I have tried:
Airflow - Pain to setup, old UI and other problems
Prefect - Literaly just tried to setup a simple distributed system, took me a week, I do not recommend this tool at all, horrible documentation, noone helps at slack.
Dagster - Absolute beauty, nice UI, easy to setup (as a pip package or just a docker + postgres), i highly recommend this tool. Takes a bit to get used to it. I will in coming week try this combo of dagster + clearml, where i periodically check some things and if i met some criteria I will spawn clearml jobs that will be put into clearml queue and executed.
Dang! @<1590514584836378624:profile|AmiableSeaturtle81> awesome answer thank you! You seem like an awesome person to know. Definitely connect if you'd like to talk ops stuff sometime. None
Hey @<1523701482157772800:profile|AnxiousSeal95> ! I think ClearML's orchestrator is a great fit for ad-hoc experimentation, but not for (event-triggered) batch inference jobs that need to be relied on in production.
I'd only feel comfortable supporting pipelines that serve end users on a tool that is known for that, e.g. Metaflow, Dagster, or Airflow--mainly because those tools emphasize good monitoring and integration with the wider data ecosystem.
@<1523701482157772800:profile|AnxiousSeal95> I see a lot of people here migrating data from one data source to another.
For us it was that we experimented with Clearml to get the feeling and we used clearml built in file storage to save debug images an all other artifacts.
Then we grew rapidly and we had to migrate to S3 storage.
I had to write a script that goes through elasticsearch and mongo db to point to new S3 links wher the data was migrated to.
I do however understand that migration in itself is not easy and there isnt a magical button to solve this issue. However, exposed API that could change the artifact file path prefix maybe could be useful
I'm also curious about using external orchestrators as opposed to the ClearML's built-in ones
@<1541954607595393024:profile|BattyCrocodile47> Thanks a lot for the explanation! These inputs help us a lot building our tools, and eventually, building user's trust in them 🙂 Let us know with what orchestrator you ended up with and how it's going!
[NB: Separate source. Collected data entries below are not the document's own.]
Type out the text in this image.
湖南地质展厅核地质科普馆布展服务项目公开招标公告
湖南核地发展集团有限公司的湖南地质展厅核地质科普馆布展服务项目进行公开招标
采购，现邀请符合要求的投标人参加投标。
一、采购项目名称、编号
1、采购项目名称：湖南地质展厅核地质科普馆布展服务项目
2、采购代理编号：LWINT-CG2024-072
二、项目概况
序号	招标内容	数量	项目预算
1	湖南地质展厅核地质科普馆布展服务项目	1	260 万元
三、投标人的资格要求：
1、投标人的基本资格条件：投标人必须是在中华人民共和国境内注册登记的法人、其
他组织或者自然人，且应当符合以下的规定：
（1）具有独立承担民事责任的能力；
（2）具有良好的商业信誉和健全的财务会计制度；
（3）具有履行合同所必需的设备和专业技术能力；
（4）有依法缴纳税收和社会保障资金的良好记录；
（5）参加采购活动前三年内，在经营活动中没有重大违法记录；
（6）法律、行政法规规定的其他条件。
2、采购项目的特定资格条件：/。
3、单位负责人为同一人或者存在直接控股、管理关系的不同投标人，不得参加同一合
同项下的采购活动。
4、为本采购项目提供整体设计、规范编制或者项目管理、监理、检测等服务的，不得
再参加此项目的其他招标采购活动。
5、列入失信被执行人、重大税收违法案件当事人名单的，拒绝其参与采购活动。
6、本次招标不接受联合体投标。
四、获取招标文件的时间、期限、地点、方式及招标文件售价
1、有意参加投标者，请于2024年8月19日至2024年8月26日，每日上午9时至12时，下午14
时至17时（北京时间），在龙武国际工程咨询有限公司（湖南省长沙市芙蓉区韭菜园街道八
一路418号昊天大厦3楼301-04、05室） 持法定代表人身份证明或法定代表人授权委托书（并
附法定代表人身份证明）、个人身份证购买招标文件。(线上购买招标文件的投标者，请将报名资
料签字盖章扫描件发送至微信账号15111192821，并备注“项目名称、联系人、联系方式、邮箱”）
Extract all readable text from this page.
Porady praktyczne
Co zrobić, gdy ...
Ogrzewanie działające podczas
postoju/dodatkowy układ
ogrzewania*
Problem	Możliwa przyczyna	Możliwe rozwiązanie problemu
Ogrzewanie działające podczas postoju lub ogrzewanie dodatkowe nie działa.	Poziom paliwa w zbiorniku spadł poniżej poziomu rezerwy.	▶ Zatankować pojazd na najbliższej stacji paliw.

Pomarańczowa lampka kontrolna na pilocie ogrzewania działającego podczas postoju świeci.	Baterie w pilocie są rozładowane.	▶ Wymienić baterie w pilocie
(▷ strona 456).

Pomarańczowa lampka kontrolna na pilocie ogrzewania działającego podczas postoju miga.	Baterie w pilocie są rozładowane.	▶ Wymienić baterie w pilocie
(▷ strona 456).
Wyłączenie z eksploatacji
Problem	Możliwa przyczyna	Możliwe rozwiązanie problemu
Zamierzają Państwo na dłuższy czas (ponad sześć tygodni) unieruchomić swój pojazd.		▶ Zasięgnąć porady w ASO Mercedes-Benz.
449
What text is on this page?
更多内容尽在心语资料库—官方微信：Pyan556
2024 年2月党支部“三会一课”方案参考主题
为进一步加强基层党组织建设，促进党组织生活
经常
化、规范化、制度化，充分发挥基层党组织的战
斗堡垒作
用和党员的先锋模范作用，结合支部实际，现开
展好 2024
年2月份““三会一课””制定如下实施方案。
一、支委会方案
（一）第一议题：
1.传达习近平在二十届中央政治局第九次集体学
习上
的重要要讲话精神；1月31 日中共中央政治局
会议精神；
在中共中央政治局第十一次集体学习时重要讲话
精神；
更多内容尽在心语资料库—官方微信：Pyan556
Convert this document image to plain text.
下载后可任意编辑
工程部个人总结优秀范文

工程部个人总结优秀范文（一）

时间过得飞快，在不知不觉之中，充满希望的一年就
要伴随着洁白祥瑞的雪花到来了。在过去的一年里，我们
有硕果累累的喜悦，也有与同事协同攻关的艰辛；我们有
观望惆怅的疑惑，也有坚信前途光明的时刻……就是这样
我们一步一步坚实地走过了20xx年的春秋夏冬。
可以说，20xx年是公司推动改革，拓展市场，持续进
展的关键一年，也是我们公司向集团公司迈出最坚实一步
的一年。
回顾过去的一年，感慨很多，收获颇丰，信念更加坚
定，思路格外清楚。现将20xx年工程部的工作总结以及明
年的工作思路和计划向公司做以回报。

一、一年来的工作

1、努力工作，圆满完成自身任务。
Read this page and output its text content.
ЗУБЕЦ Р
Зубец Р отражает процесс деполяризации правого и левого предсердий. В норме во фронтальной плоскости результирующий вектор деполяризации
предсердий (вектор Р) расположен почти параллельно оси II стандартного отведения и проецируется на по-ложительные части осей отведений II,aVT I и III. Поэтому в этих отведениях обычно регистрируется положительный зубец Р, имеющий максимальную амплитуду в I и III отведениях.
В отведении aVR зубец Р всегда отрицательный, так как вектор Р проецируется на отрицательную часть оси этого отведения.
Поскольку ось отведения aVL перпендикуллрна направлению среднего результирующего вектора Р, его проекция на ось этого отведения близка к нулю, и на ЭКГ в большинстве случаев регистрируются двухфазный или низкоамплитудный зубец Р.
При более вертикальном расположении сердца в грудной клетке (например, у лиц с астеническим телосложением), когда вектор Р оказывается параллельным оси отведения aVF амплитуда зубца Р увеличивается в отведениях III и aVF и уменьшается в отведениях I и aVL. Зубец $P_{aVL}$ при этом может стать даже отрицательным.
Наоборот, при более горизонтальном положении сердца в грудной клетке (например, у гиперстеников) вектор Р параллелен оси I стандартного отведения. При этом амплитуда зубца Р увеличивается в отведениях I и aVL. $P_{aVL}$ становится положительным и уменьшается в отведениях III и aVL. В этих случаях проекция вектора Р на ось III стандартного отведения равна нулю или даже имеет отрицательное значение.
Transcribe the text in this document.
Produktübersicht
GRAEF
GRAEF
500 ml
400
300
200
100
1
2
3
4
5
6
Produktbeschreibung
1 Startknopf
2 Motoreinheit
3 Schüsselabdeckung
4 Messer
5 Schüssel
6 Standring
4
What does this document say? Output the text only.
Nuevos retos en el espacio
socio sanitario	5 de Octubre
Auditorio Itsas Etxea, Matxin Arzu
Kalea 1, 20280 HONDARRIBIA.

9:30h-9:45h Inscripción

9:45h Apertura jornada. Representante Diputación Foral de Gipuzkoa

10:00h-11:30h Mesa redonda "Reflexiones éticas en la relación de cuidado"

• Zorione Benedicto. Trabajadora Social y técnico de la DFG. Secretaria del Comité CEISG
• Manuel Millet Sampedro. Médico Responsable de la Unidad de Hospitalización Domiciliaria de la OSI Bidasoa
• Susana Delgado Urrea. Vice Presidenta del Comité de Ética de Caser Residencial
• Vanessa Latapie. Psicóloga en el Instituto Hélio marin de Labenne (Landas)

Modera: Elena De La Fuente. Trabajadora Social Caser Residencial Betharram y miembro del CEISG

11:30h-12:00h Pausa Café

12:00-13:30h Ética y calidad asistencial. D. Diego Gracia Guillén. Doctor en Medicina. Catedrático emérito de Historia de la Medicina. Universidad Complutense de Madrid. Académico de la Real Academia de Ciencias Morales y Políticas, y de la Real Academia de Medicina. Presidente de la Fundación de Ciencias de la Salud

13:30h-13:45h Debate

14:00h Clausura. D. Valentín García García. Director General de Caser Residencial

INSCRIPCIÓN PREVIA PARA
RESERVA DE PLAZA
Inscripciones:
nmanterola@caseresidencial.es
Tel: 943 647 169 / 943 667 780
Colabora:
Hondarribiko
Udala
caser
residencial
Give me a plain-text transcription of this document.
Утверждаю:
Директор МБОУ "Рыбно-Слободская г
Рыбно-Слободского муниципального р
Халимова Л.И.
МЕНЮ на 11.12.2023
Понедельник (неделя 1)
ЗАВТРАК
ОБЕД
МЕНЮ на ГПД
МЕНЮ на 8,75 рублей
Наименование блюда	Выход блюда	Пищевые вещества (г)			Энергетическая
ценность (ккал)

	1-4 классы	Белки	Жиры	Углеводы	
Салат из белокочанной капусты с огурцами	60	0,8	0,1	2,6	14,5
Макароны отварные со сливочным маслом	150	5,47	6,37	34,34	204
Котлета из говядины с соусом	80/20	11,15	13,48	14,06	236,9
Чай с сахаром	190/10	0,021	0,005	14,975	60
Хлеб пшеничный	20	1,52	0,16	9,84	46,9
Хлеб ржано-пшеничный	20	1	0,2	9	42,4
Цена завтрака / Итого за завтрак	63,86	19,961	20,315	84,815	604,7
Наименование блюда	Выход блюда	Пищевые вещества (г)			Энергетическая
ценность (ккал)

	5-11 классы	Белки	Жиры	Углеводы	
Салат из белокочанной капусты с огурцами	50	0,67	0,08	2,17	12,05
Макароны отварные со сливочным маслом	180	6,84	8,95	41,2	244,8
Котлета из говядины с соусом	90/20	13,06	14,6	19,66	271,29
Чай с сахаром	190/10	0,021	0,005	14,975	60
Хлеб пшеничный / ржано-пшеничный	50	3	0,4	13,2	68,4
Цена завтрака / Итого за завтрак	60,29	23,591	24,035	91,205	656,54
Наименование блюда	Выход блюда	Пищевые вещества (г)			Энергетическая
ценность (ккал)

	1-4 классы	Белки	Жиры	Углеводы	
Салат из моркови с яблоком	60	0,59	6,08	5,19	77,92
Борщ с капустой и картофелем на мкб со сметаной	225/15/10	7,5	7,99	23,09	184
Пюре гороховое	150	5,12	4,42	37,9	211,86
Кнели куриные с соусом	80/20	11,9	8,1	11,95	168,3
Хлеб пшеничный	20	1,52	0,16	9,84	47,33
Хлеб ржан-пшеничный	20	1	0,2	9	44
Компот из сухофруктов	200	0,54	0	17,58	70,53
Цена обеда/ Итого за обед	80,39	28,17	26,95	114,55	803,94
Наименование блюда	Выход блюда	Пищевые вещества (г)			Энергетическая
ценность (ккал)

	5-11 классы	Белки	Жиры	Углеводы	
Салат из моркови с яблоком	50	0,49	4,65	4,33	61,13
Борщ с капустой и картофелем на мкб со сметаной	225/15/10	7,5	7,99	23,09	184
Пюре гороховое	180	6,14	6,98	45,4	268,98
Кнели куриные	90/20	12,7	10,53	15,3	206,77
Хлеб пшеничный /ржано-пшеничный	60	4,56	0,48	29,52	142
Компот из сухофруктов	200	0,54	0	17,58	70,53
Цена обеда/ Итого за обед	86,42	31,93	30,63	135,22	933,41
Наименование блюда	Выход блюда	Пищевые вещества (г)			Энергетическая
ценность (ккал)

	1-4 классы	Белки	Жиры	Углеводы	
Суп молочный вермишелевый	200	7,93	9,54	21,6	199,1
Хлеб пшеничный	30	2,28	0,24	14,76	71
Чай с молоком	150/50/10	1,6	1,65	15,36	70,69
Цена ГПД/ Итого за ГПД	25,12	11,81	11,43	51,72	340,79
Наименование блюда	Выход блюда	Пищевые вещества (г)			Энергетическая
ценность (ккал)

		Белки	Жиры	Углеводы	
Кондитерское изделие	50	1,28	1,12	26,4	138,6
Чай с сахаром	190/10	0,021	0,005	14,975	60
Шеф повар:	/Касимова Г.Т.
@<1590514584836378624:profile|AmiableSeaturtle81> yeah I can see what you mean. So you reuploaded everything from the ClearML file server into S3 and just changed the links?
I've also used Airflow and Dagster in prod, but not integrated them with an exp tracker.
@<1590514584836378624:profile|AmiableSeaturtle81> Cool to see the community building such things! 🙂 If this works out for you, we'll be happy if you share your process!
A question both to you and @<1541954607595393024:profile|BattyCrocodile47> , what compels you to use a different orchestrator? Anything missing from the ClearML orchestration layer?